Generations ago, Puri was a favourite place of the British officers and officials who made the journey from the one-time imperial capital, Kolkata. The city was easily reached by the South Eastern Railways and the lodging of choice in those days was the Bengal and Nagpur Railway Hotel, known as the BNR. Among its guests over the years were JK Galbraith, the Yugoslav leader Josip Tito and Bengali filmmaker, Satyajit Ray, who wrote the script for the film Charulata while he was there.
Despite the growth of private airlines, the pervasive influence of the railway remains to this day. The nearest airport to Puri is more than 90 minutes away by road and most visitors arrive by train. The majority of the trains apparently hiss into the station in the early morning and, unlike anywhere else in India that I have visited, most hotels have a check-out time of 8am to accommodate these early arrivals.

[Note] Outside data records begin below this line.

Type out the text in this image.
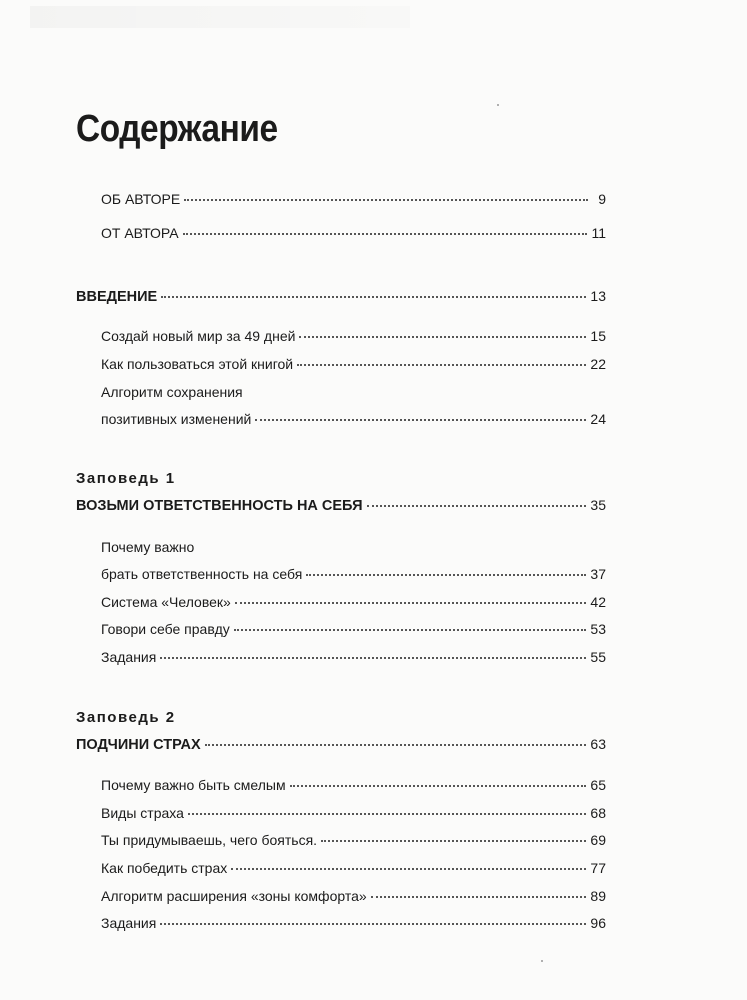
Содержание
ОБ АВТОРЕ	9
ОТ АВТОРА	11
ВВЕДЕНИЕ	13
Создай новый мир за 49 дней	15
Как пользоваться этой книгой	22
Алгоритм сохранения
позитивных изменений	24
Заповедь 1
ВОЗЬМИ ОТВЕТСТВЕННОСТЬ НА СЕБЯ	35
Почему важно
брать ответственность на себя	37
Система «Человек»	42
Говори себе правду	53
Задания	55
Заповедь 2
ПОДЧИНИ СТРАХ	63
Почему важно быть смелым	65
Виды страха	68
Ты придумываешь, чего бояться.	69
Как победить страх	77
Алгоритм расширения «зоны комфорта»	89
Задания	96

One evening, inspired by a somewhat whimsical piece of travel writing by Ian Jack of his experiences at the somewhat musty BNR more than 30 years ago, we set off for the hotel, intending to sip a suitably nostalgic gin and tonic on some spacious veranda, beneath a whirring fan. We got a surprise: the hotel was no longer musty but impeccably restored and now bearing a 'heritage' tag. The corridors were clean, the dining room was home to a series of interesting old photographs of the town in times gone by and the manager and his staff were welcoming and friendly. There did not, however, appear to be many guests. Neither was there a functioning bar.
Instead, we jumped into a rickshaw and rattled off in search of a restaurant we'd been recommended as a place to get excellent fresh seafood. The road was rutted and jumpy and the sky exploded with Diwali fireworks. Diwali is never quiet, even by the seaside.
Suitably enough, the Pink House was located right on the edge of the beach and the simple tables were set up close to one of the fishing communities that presumably supplied the menu. We settled for a bowl of fish curry and a huge platter of soft-shelled crabs. A waiter surreptiously poured us glasses of Kingfisher beer. For the equivalent of a few pounds we were soon very satisfied.
When it came to getting back, we considered a walk along the beach, keen to make the most of the sound of the ocean and to enjoy the breeze. But wary of both packs of stray dogs and what may lie underfoot we decided against it. Another rickshaw, this time a cycle-pulled variety operated by a thin-framed man, took us home, passing the dimmed lights of the BNR and to the incline that led to our hotel. Rather than making him work too hard we got out and walked the rest of the way. At the beach, the fireworks were still exploding.